Worked example [Beginner]

Let the inner map be $g (t) = (cos t, sin t)$ , a path tracing out the unit circle in the plane. Let the outer map be $f (x, y) = x^{2} + y^{2}$ , the squared distance from the origin. The composition is $(f \circ g) (t) = cos^{2} t + sin^{2} t = 1$ for every $t$ . So the composed function is constant; its rate of change is $0$ .
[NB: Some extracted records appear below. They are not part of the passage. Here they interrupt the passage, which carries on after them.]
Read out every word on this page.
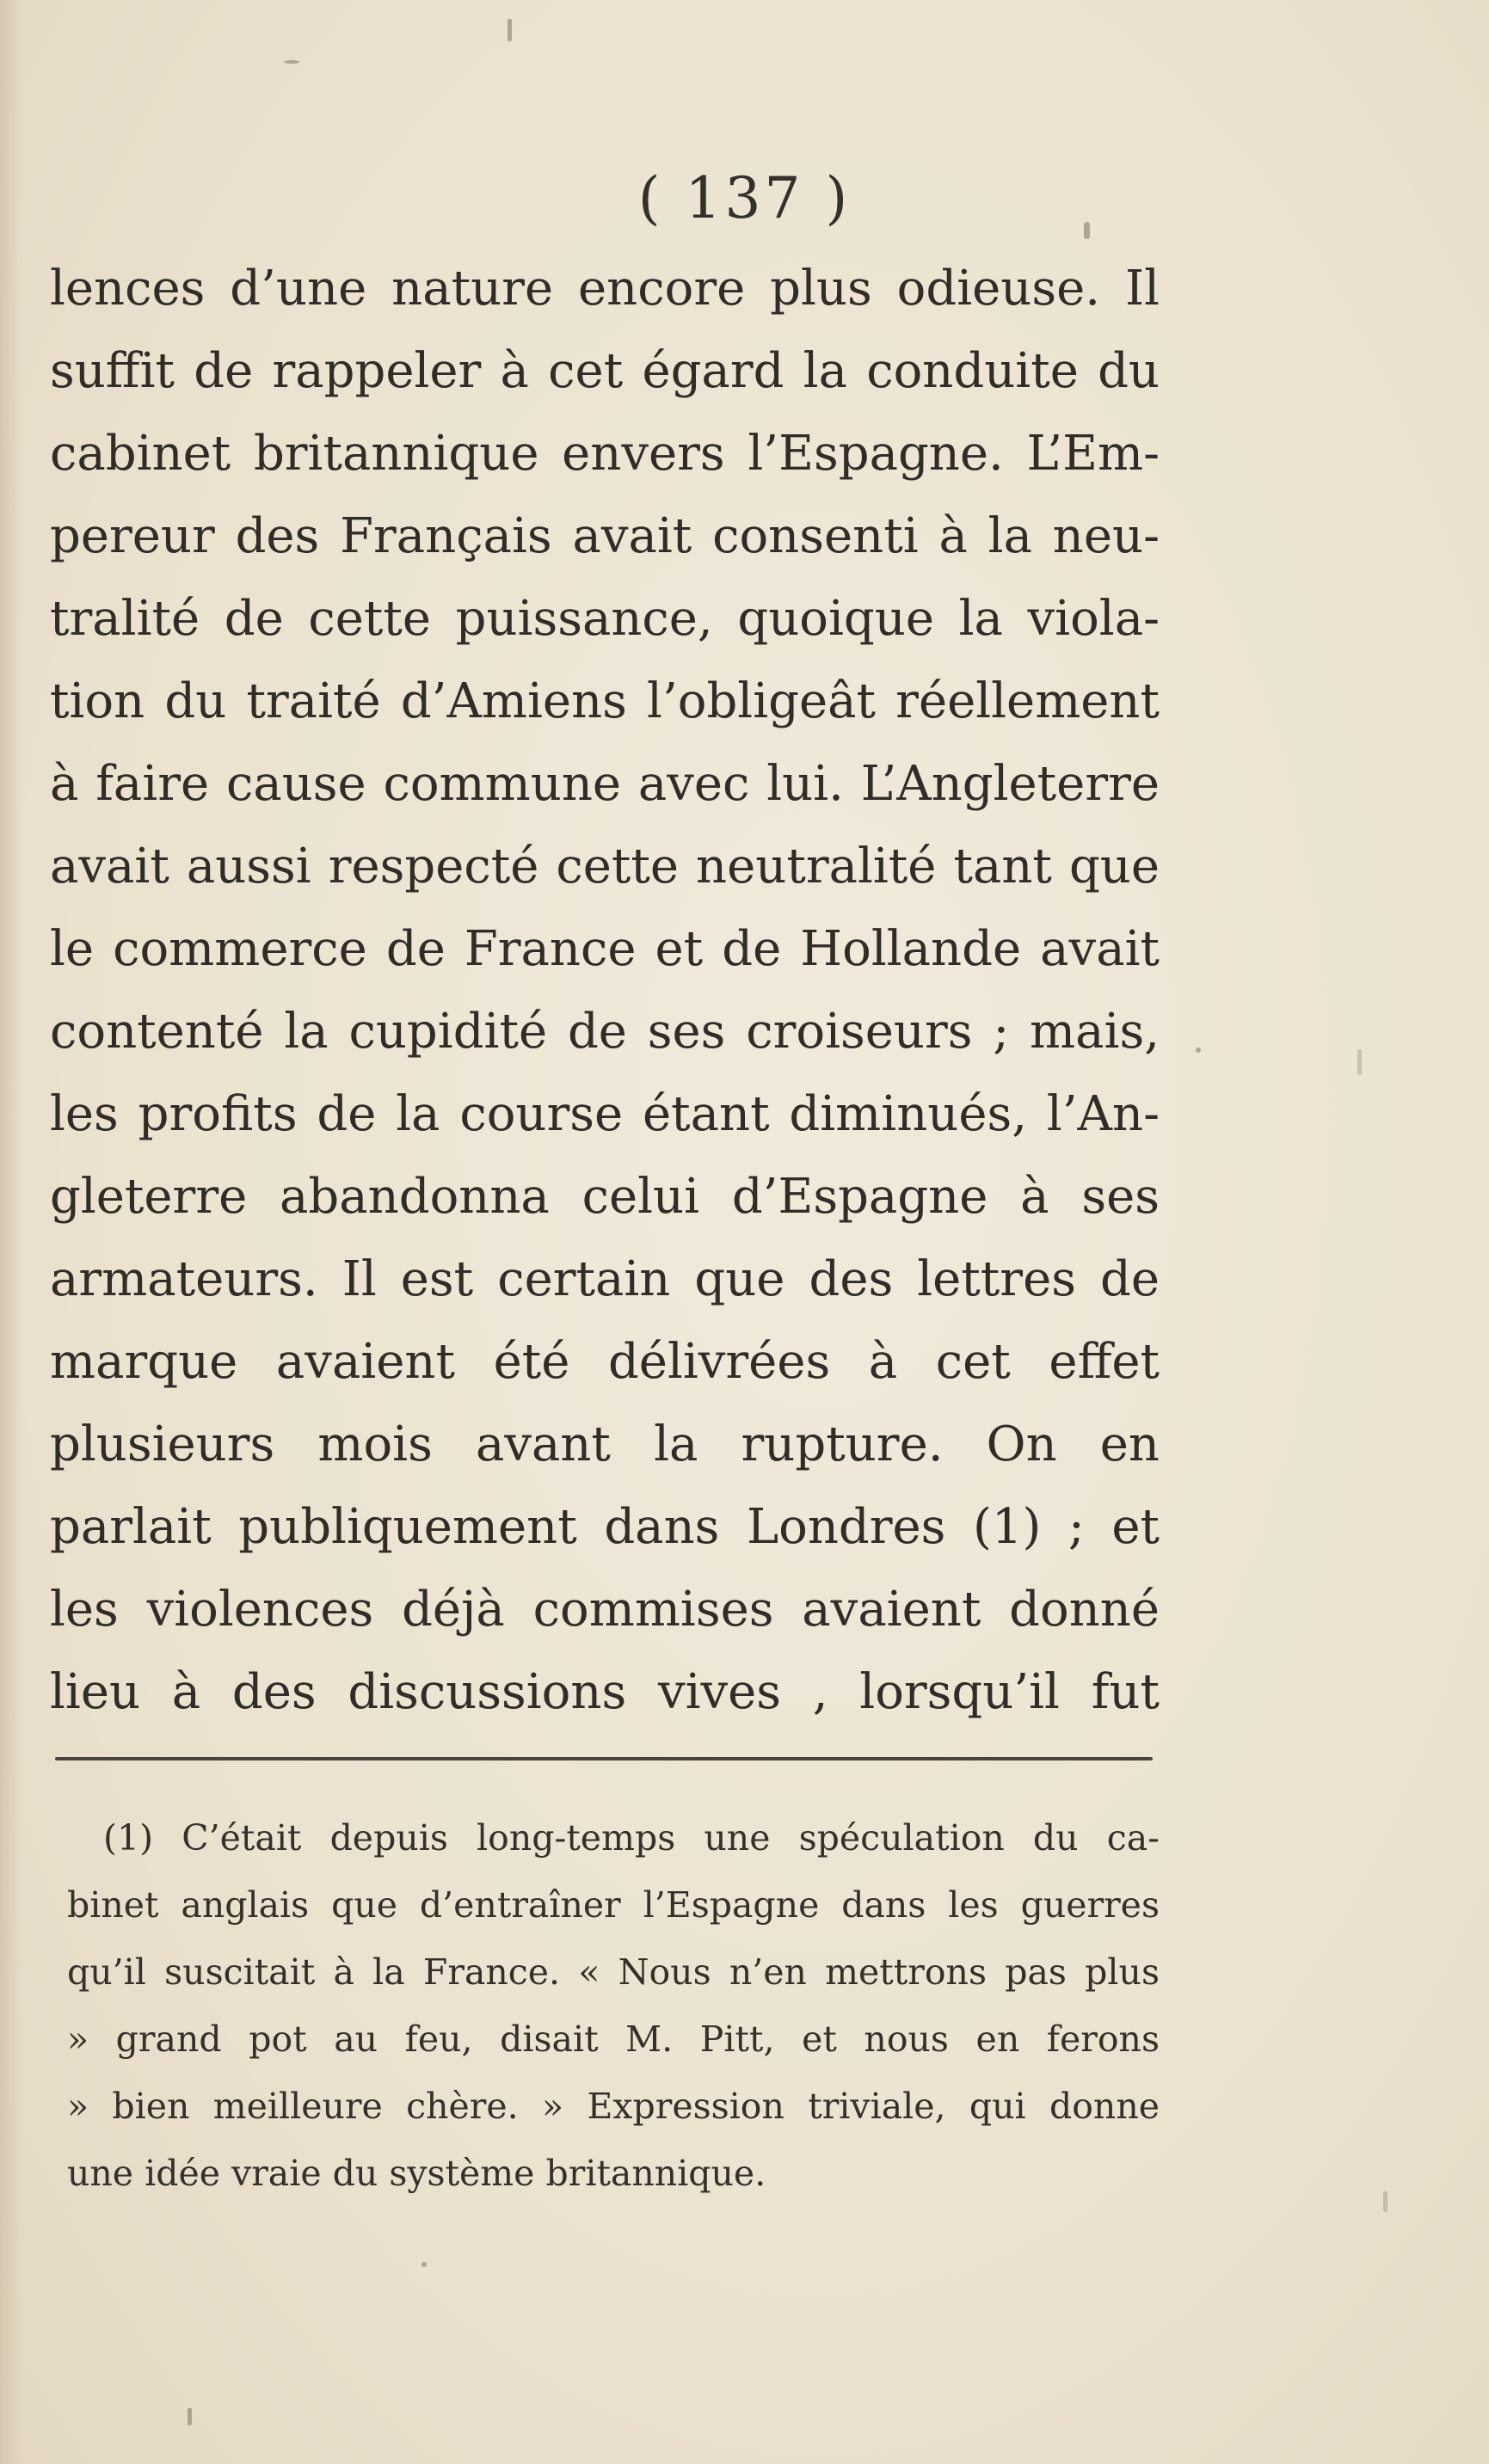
( 137 )
lences d’une nature encore plus odieuse. Il
suffit de rappeler à cet égard la conduite du
cabinet britannique envers l’Espagne. L’Em-
pereur des Français avait consenti à la neu-
tralité de cette puissance, quoique la viola-
tion du traité d’Amiens l’obligeât réellement
à faire cause commune avec lui. L’Angleterre
avait aussi respecté cette neutralité tant que
le commerce de France et de Hollande avait
contenté la cupidité de ses croiseurs ; mais,
les profits de la course étant diminués, l’An-
gleterre abandonna celui d’Espagne à ses
armateurs. Il est certain que des lettres de
marque avaient été délivrées à cet effet
plusieurs mois avant la rupture. On en
parlait publiquement dans Londres (1) ; et
les violences déjà commises avaient donné
lieu à des discussions vives , lorsqu’il fut
(1) C’était depuis long-temps une spéculation du ca-
binet anglais que d’entraîner l’Espagne dans les guerres
qu’il suscitait à la France. « Nous n’en mettrons pas plus
» grand pot au feu, disait M. Pitt, et nous en ferons
» bien meilleure chère. » Expression triviale, qui donne
une idée vraie du système britannique.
Check this two ways. The direct computation. The composed function equals $1$ everywhere, so its derivative at every point equals $0$ . The chain-rule computation. The inner Jacobian is $g^{'} (t) = (- sin t, cos t)$ , a $2 \times 1$ column. The outer Jacobian is the gradient row $(2 x, 2 y)$ evaluated at the intermediate point $(cos t, sin t)$ , which gives $(2 cos t, 2 sin t)$ . The matrix product is $(2 cos t) (- sin t) + (2 sin t) (cos t) = - 2 sin t cos t + 2 sin t cos t = 0$ . The two computations agree.
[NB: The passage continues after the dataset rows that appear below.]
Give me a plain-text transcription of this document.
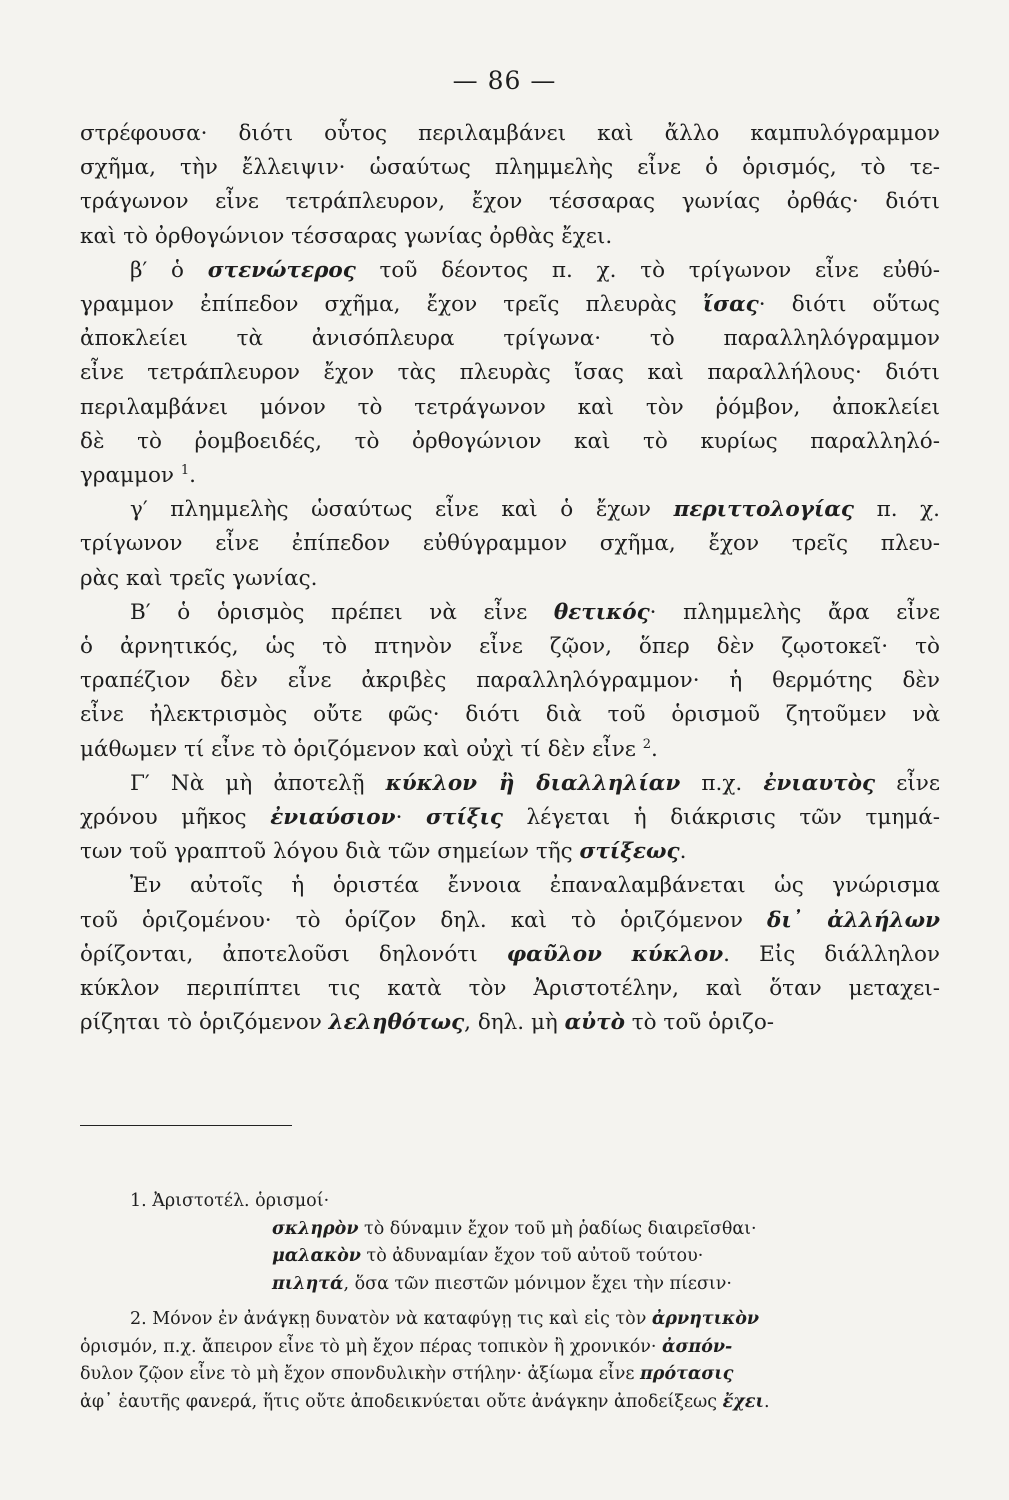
— 86 —
στρέφουσα· διότι οὗτος περιλαμβάνει καὶ ἄλλο καμπυλόγραμμον
σχῆμα, τὴν ἔλλειψιν· ὡσαύτως πλημμελὴς εἶνε ὁ ὁρισμός, τὸ τε-
τράγωνον εἶνε τετράπλευρον, ἔχον τέσσαρας γωνίας ὀρθάς· διότι
καὶ τὸ ὀρθογώνιον τέσσαρας γωνίας ὀρθὰς ἔχει.
β′ ὁ στενώτερος τοῦ δέοντος π. χ. τὸ τρίγωνον εἶνε εὐθύ-
γραμμον ἐπίπεδον σχῆμα, ἔχον τρεῖς πλευρὰς ἴσας· διότι οὕτως
ἀποκλείει τὰ ἀνισόπλευρα τρίγωνα· τὸ παραλληλόγραμμον
εἶνε τετράπλευρον ἔχον τὰς πλευρὰς ἴσας καὶ παραλλήλους· διότι
περιλαμβάνει μόνον τὸ τετράγωνον καὶ τὸν ῥόμβον, ἀποκλείει
δὲ τὸ ῥομβοειδές, τὸ ὀρθογώνιον καὶ τὸ κυρίως παραλληλό-
γραμμον $^1$.
γ′ πλημμελὴς ὡσαύτως εἶνε καὶ ὁ ἔχων περιττολογίας π. χ.
τρίγωνον εἶνε ἐπίπεδον εὐθύγραμμον σχῆμα, ἔχον τρεῖς πλευ-
ρὰς καὶ τρεῖς γωνίας.
Β′ ὁ ὁρισμὸς πρέπει νὰ εἶνε θετικός· πλημμελὴς ἄρα εἶνε
ὁ ἀρνητικός, ὡς τὸ πτηνὸν εἶνε ζῷον, ὅπερ δὲν ζῳοτοκεῖ· τὸ
τραπέζιον δὲν εἶνε ἀκριβὲς παραλληλόγραμμον· ἡ θερμότης δὲν
εἶνε ἠλεκτρισμὸς οὔτε φῶς· διότι διὰ τοῦ ὁρισμοῦ ζητοῦμεν νὰ
μάθωμεν τί εἶνε τὸ ὁριζόμενον καὶ οὐχὶ τί δὲν εἶνε $^2$.
Γ′ Νὰ μὴ ἀποτελῇ κύκλον ἢ διαλληλίαν π.χ. ἐνιαυτὸς εἶνε
χρόνου μῆκος ἐνιαύσιον· στίξις λέγεται ἡ διάκρισις τῶν τμημά-
των τοῦ γραπτοῦ λόγου διὰ τῶν σημείων τῆς στίξεως.
Ἐν αὐτοῖς ἡ ὁριστέα ἔννοια ἐπαναλαμβάνεται ὡς γνώρισμα
τοῦ ὁριζομένου· τὸ ὁρίζον δηλ. καὶ τὸ ὁριζόμενον δι᾽ ἀλλήλων
ὁρίζονται, ἀποτελοῦσι δηλονότι φαῦλον κύκλον. Εἰς διάλληλον
κύκλον περιπίπτει τις κατὰ τὸν Ἀριστοτέλην, καὶ ὅταν μεταχει-
ρίζηται τὸ ὁριζόμενον λεληθότως, δηλ. μὴ αὐτὸ τὸ τοῦ ὁριζο-
1. Ἀριστοτέλ. ὁρισμοί·
σκληρὸν τὸ δύναμιν ἔχον τοῦ μὴ ῥαδίως διαιρεῖσθαι·
μαλακὸν τὸ ἀδυναμίαν ἔχον τοῦ αὐτοῦ τούτου·
πιλητά, ὅσα τῶν πιεστῶν μόνιμον ἔχει τὴν πίεσιν·
2. Μόνον ἐν ἀνάγκῃ δυνατὸν νὰ καταφύγῃ τις καὶ εἰς τὸν ἀρνητικὸν
ὁρισμόν, π.χ. ἄπειρον εἶνε τὸ μὴ ἔχον πέρας τοπικὸν ἢ χρονικόν· ἀσπόν-
δυλον ζῷον εἶνε τὸ μὴ ἔχον σπονδυλικὴν στήλην· ἀξίωμα εἶνε πρότασις
ἀφ᾽ ἑαυτῆς φανερά, ἥτις οὔτε ἀποδεικνύεται οὔτε ἀνάγκην ἀποδείξεως ἔχει.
What this tells us: the chain rule reproduces the direct calculation, but it works without needing to first carry out the composition. The chain-rule machine takes the two Jacobian tables and multiplies — that is enough.
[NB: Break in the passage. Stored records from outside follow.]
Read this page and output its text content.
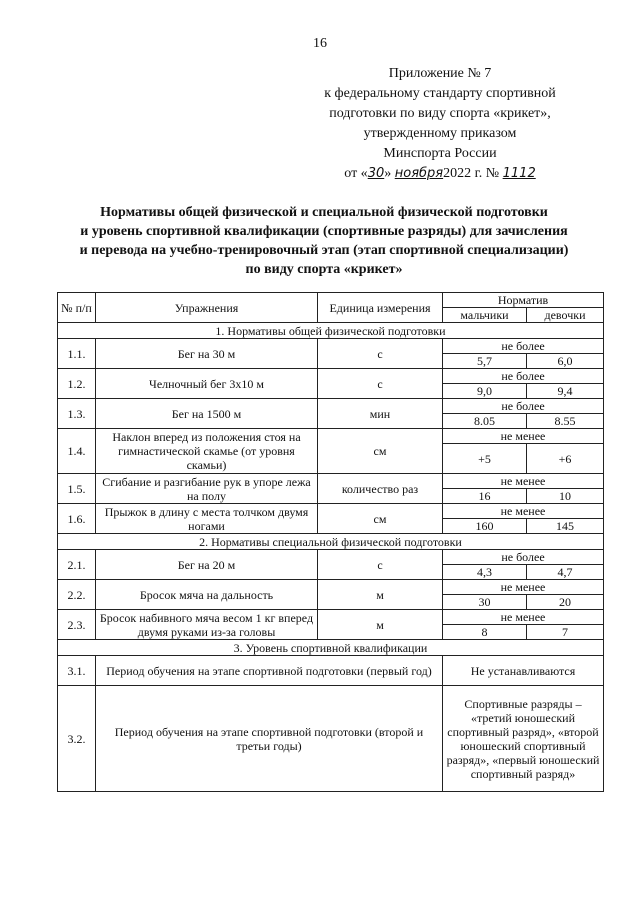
16
Приложение № 7
к федеральному стандарту спортивной
подготовки по виду спорта «крикет»,
утвержденному приказом
Минспорта России
от «30» ноября2022 г. № 1112
Нормативы общей физической и специальной физической подготовки
и уровень спортивной квалификации (спортивные разряды) для зачисления
и перевода на учебно-тренировочный этап (этап спортивной специализации)
по виду спорта «крикет»
№ п/п	Упражнения	Единица измерения	Норматив	
			мальчики	девочки
1. Нормативы общей физической подготовки				
1.1.	Бег на 30 м	с	не более	
			5,7	6,0
1.2.	Челночный бег 3х10 м	с	не более	
			9,0	9,4
1.3.	Бег на 1500 м	мин	не более	
			8.05	8.55
1.4.	Наклон вперед из положения стоя на гимнастической скамье (от уровня скамьи)	см	не менее	
			+5	+6
1.5.	Сгибание и разгибание рук в упоре лежа на полу	количество раз	не менее	
			16	10
1.6.	Прыжок в длину с места толчком двумя ногами	см	не менее	
			160	145
2. Нормативы специальной физической подготовки				
2.1.	Бег на 20 м	с	не более	
			4,3	4,7
2.2.	Бросок мяча на дальность	м	не менее	
			30	20
2.3.	Бросок набивного мяча весом 1 кг вперед двумя руками из-за головы	м	не менее	
			8	7
3. Уровень спортивной квалификации				
3.1.	Период обучения на этапе спортивной подготовки (первый год)		Не устанавливаются	
3.2.	Период обучения на этапе спортивной подготовки (второй и третьи годы)		Спортивные разряды – «третий юношеский спортивный разряд», «второй юношеский спортивный разряд», «первый юношеский спортивный разряд»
Check your understanding [Beginner]

Formal definition [Intermediate+]

Let $U \subseteq R^{n}$ and $V \subseteq R^{m}$ be open sets, let $g : U \to R^{m}$ with $g (U) \subseteq V$ , and let $f : V \to R^{p}$ . The map $g$ is differentiable at $a \in U$ when a linear map $D g (a) : R^{n} \to R^{m}$ exists with $$ g(a + h) = g(a) + Dg(a) h + \rho_g(h), \qquad \lim_{h \to 0} \frac{|\rho_g(h)|}{|h|} = 0. $$ The map $D g (a)$ is the (Fréchet) derivative of $g$ at $a$ . In the standard bases of $R^{n}$ and $R^{m}$ , the matrix of $D g (a)$ is the Jacobian matrix $J_{g} (a) = [\partial g_{i} / \partial x_{j} (a)]$ , an $m \times n$ array whose $(i, j)$ -entry is the partial derivative of the $i$ -th component of $g$ with respect to the $j$ -th variable, evaluated at $a$ . Analogous notation applies to $f$ at $b = g (a) \in V$ , where $D f (b) : R^{m} \to R^{p}$ has Jacobian matrix $J_{f} (b)$ of shape $p \times m$ .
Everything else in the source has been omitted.